– Не обращай внимания, – сжала мою правую руку Матильда. Мария беззвучно тоже слабо дотронулась до моей левой руки, и я опять засмеялся, я смеялся и в глаза несчастному Ивану Иванычу, и моим прекрасным восхитительным женщинам, я вдруг понял, что никакая жалкая мольба Ивана Иваныча, никакое страшное отчаянье, горящее в его раскрытых широко глазах не смогут оторвать меня от своей Любви, от ее смеха и удивительной нежности, проистекающей по изгибам рук Матильды и Марии, давших мне в эту минуту понять, что они готовы на все ради меня, ибо никого другого им не было нужно, и это чувство было взаимным, сказочно-магнитным и бесконечно добрым.
И мы продолжили свой путь по лужам, а Иван Иваныч все плелся и плелся за нами. Иногда я оглядывался на него, с каким-то удивлением наблюдая за его весьма неуверенными зигзагами, по нему было видно, что он колеблется, и непонятно было, то ли он колеблется из-за своего дымчатого «Крайслера» и вполне сытой жизни, то ли из-за настоящей любви к Матильде. На какой-то миг мне его стало жалко, а он, сразу же поймав в моих глазах слабый огонек этой жалости, тут же кинулся к нам, хватая меня за руки и почему-то называя меня соседом.
– Сосед, – хрипло зашептал Иван Иваныч, – сосед, отойдем
на минутку!
И зачем я на него оборачивался, и что ему теперь нужно от меня?!
С явной досадой, стараясь, однако, не морщить лицо, я отошел вместе с Иваном Иванычем под большое раскидистое дерево, и тут же под деревом он бросился на меня, как пьяный нищий, с распростертыми грубыми объятиями, умоляя меня оставить ему Матильду, как будто речь шла не о ней, а какой-то неживой вещи, которая ему в хозяйстве до зарезу была нужна.
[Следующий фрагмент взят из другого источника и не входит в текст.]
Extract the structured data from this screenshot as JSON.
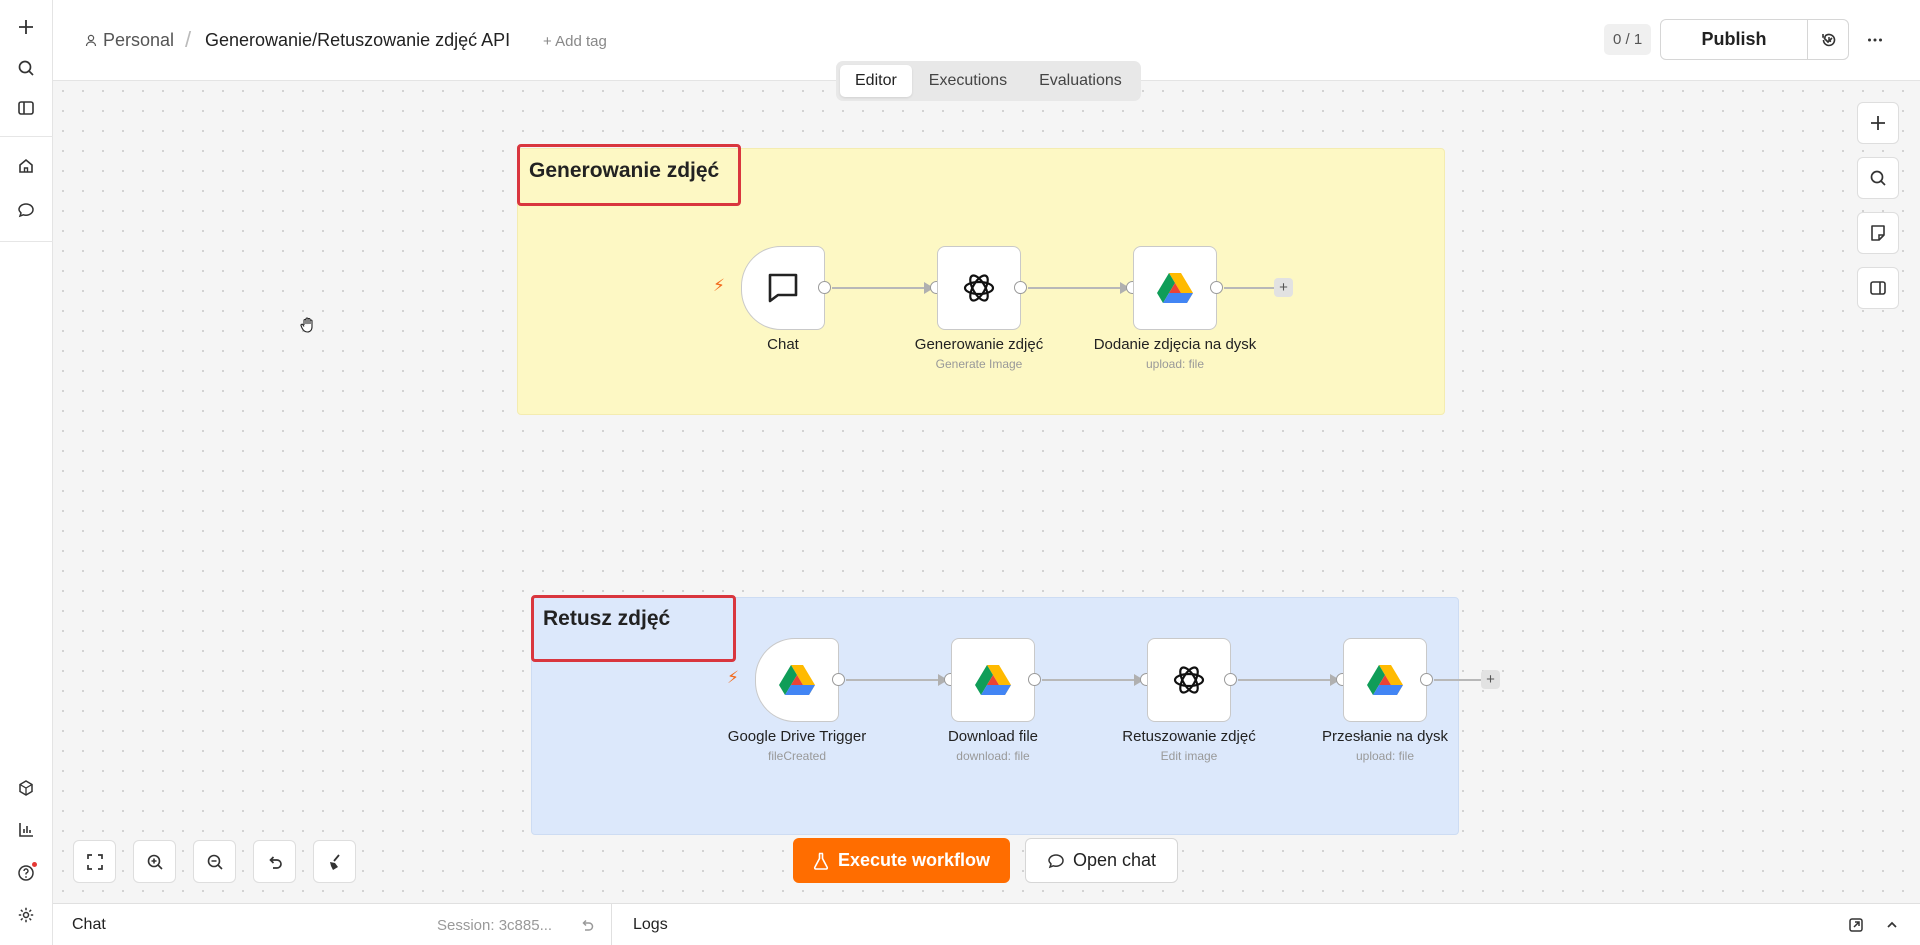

– Ну, отдай мне ее, – жалобно шептал Иван Иваныч, гадко слюнявя мое плечо насморком и пьяными слезами, – у тебя ведь уже есть Мария! – Ну, зачем тебе две, неужели одной тебе мало?!
– Да, не могу я, Иваныч, не могу! – что еще можно было сказать?
– А почему это не могу? – раздраженно удивился Иван Иваныч, наваливаясь на меня всем телом, но я оттолкнул его от себя и побежал к Марии с Матильдой, ждавшим меня возле фонтана в центре сквера.
– Сволочь! – заорал мне вслед Иван Иваныч, но Матильда так любопытно засмеялась, а Мария сделала такие обворожительные глаза, что я сразу же успокоился, попав в их волшебный плен, и желал теперь оставаться их пленником до самого конца, еще бы немного, и я заплакал, полностью расчувствовавшись. Ну, и хорошо, что у меня их две сразу! И почему я должен с ним делиться Матильдой?!
А разве Иван Иваныч делился со мной ею же, когда она была вся в его власти?! Разве не нашептывал ей днем и ночью всякие мерзости про меня?! Разве не просил ее разменять нашу квартиру или купить новую?! В том-то все и дело, ибо чувство собственности, чувство самца кровно связано с чувством женщины и своей территории!
Увы, но я давно уже заметил, что человек метит свою территорию, как собака, а относится к ней ревностно, как любой хищник!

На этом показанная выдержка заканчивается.